Ex-DOJ contractor sentenced to 12 months in $1.3 million government phone fraud scheme
King pleaded guilty on Feb. 10, 2026, to one count of mail fraud before Judge Jia M. Cobb.
A former Justice Department employee received a sentence of more than 12 months in prison for stealing thousands of government cell phones and selling them to cover personal expenses in a $1.3 million scheme.
While working as an IT contractor for the department’s Civil Rights Division from 2021 to 2025, 42-year-old Javan King, of Laurel, Maryland, stole 4,800 government cell phones by requesting the DOJ order mobile devices it did not need, the DOJ said in a statement on Tuesday.
King later sold the phones to reselling businesses and spent the profits on gambling, sports betting, vacations, private school tuition, and a down payment for a $92,000 Range Rover SUV.
“King’s theft of thousands of government phones was a brazen betrayal of the public trust that drained taxpayers of more than a million dollars,” said U.S. Attorney Jeanine Ferris Pirro, who announced the sentence. “He will now be required to repay the very funds he siphoned from the American taxpayer and serve a prison sentence for his crimes."
King pleaded guilty on Feb. 10, 2026, to one count of mail fraud before Judge Jia M. Cobb.
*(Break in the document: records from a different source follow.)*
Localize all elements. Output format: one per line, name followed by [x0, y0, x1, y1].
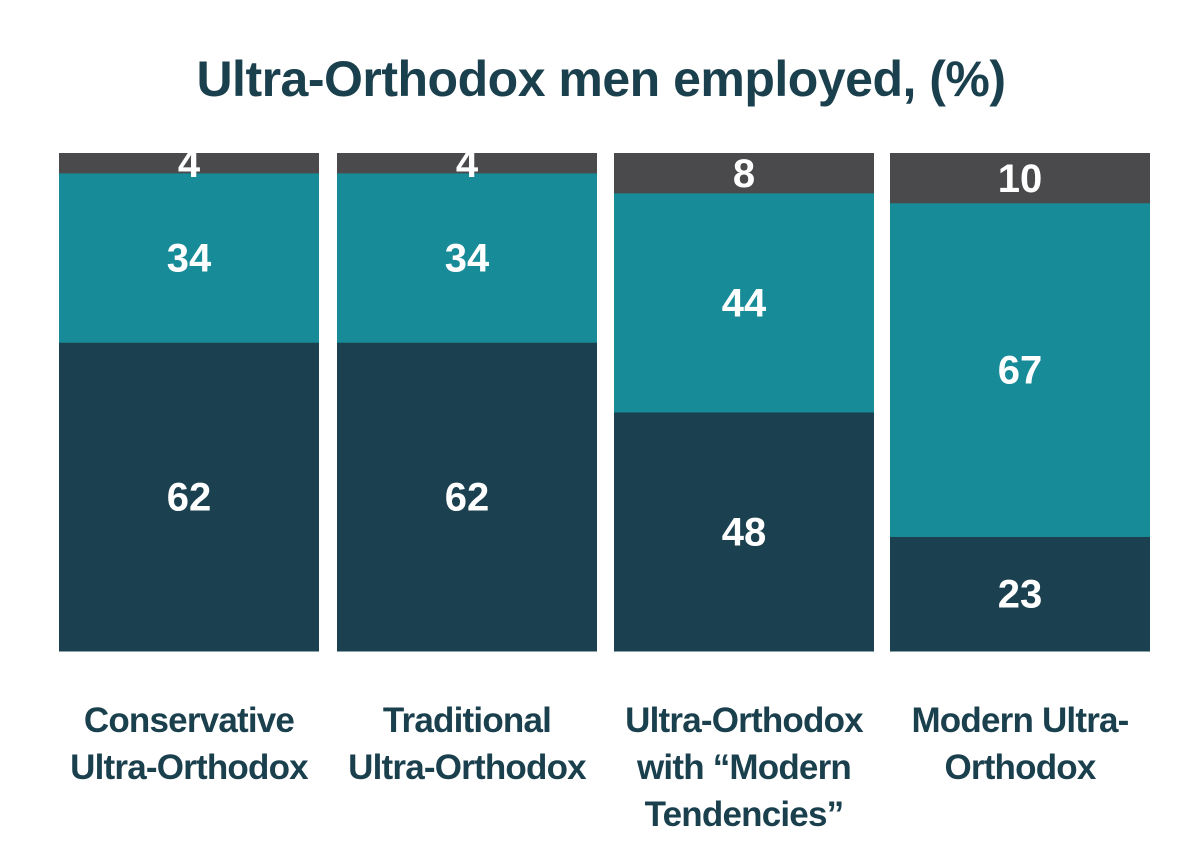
bar-lower-segment-2	[337, 342, 597, 652]
category-label-1: Conservative Ultra-Orthodox	[39, 697, 339, 791]
data-label-lower-segment-3: 48	[722, 510, 767, 554]
data-label-middle-segment-2: 34	[445, 237, 490, 281]
data-label-top-segment-3: 8	[733, 152, 755, 196]
data-label-top-segment-1: 4	[178, 142, 201, 186]
data-label-middle-segment-1: 34	[167, 237, 212, 281]
category-label-line: Traditional	[382, 701, 552, 740]
category-label-line: Modern Ultra-	[911, 701, 1129, 740]
bar-middle-segment-1	[59, 172, 319, 343]
category-label-line: Ultra-Orthodox	[348, 748, 586, 787]
category-label-line: with “Modern	[637, 748, 852, 787]
category-label-line: Conservative	[83, 701, 295, 740]
data-label-top-segment-4: 10	[998, 157, 1043, 201]
data-label-middle-segment-4: 67	[998, 349, 1043, 393]
data-label-middle-segment-3: 44	[722, 281, 767, 325]
bar-lower-segment-3	[614, 411, 874, 652]
category-label-3: Ultra-Orthodox with “Modern Tendencies”	[594, 697, 894, 838]
bar-middle-segment-4	[890, 202, 1150, 537]
category-label-line: Tendencies”	[644, 795, 844, 834]
category-label-line: Ultra-Orthodox	[625, 701, 863, 740]
category-label-2: Traditional Ultra-Orthodox	[317, 697, 617, 791]
bar-lower-segment-4	[890, 536, 1150, 652]
bar-top-segment-2	[337, 153, 597, 174]
category-label-line: Orthodox	[944, 748, 1096, 787]
data-label-lower-segment-2: 62	[445, 476, 490, 520]
bar-top-segment-3	[614, 153, 874, 194]
bar-middle-segment-2	[337, 172, 597, 343]
data-label-lower-segment-1: 62	[167, 476, 212, 520]
bar-top-segment-4	[890, 153, 1150, 204]
category-label-4: Modern Ultra- Orthodox	[870, 697, 1170, 791]
data-label-top-segment-2: 4	[456, 142, 479, 186]
bar-middle-segment-3	[614, 192, 874, 413]
category-label-line: Ultra-Orthodox	[70, 748, 308, 787]
chart-title: Ultra-Orthodox men employed, (%)	[196, 51, 1006, 107]
bar-top-segment-1	[59, 153, 319, 174]
bar-lower-segment-1	[59, 342, 319, 652]
data-label-lower-segment-4: 23	[998, 573, 1043, 617]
While federal prosecutors requested a 24-month prison sentence, Judge Cobb ordered King to serve two years of supervised release and to repay the funds to the government, in addition to the 12-month-and-one-day term.
The scheme had also resulted in the DOJ losing money not only due to the phones themselves, but unnecessary wireless service fees that it paid for unused phone lines, King acknowledged.
The investigation began when a Kentucky citizen alerted the DOJ in August 2025 that an iPhone she bought online appeared to belong to the department, according to federal prosecutors.